Bluebells under threat           
Image credit: Ramin Nakisa

It’s not just river-banks that it frequents. There is evidence that the plants are invading our woodlands, with seeds carried along favourite footpaths by walkers’ feet and even spread by the tyres of tractors. Those much-loved vistas of bluebells could become a distant memory.

Now not everyone hates Himalayan balsam. A Peter Herring who has contributed a fine photo of the flowers to Flikr tells us that it is “one of my favourite plants, but hated by conservationists who organise balsam bashing jollies.” 

The plant, he writes, is an annual and so is not permanent. “Its seeds float down river and so will colonise slow moving waterways, but they cannot flow upstream so why the paranoia? Great fun can be had by touching the ripe seed pods. They explode sending seed shrapnel over a wide area. The seed strikes other pods and they explode in turn setting up a chain reaction.”

That does sound as much fun as the tradition enjoyed by children of all ages blowing dandelion seeds into the wind.

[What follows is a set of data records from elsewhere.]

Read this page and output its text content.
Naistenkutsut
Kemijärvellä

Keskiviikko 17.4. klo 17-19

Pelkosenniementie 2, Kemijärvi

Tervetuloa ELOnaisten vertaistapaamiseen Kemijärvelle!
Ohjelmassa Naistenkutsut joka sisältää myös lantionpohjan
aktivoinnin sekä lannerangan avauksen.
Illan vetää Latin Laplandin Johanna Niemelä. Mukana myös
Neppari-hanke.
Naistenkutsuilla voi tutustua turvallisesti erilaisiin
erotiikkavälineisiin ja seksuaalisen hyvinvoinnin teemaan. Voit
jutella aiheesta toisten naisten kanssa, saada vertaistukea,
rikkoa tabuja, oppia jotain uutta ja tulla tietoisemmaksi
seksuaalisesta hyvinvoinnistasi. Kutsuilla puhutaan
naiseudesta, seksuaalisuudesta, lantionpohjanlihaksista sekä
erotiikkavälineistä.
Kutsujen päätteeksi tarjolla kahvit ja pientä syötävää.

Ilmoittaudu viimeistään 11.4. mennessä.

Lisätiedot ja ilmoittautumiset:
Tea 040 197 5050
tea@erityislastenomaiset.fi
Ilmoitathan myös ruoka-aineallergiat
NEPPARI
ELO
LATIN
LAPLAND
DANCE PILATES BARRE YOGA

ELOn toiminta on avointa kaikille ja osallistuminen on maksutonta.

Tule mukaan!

I don’t know where Peter Herring lives, but nearer home the wild food enthusiasts Chris Holland and Robin Harford who have organised many weed gathering expeditions along the Otter’s river banks praise Himalayan balsam. Robin tells us that the plant has been eaten in India for hundreds of years and gives Chris’s recipe for Himalayan Balsam Seed Curry at http://www.eatweeds.co.uk/himalayan-balsam-seed-curry-recipe

Chris’s own website is at http://www.wholeland.org.uk/about/

Bob Wiltshire of the Otter Valley Association was standing at the door of St Peter’s Church as we left the meeting and my friend Annie and I were quickly recruited as balsam bashers. Well, pulling up a few thousand of these blighters by the roots would be an easy job and it might be worth a day’s jolly or two just to see if our efforts resulted in the revival of some equally beautiful but more fragile wild flowers in their place. I might even take some stems home to try out that curry, to which I’m rather partial.

1 comment:

  1. Some control of Himalayan balsam is necessary but please don't forget that it is fantastic for honey bees. It has a very high nectar content and flowers late when many other plants have finished. This late foraging makes excellent honey and helps to take the bees through the winter. If you want to help save the bees don't destroy all the balsam. Bracken is far worse - and it's carcinogenic.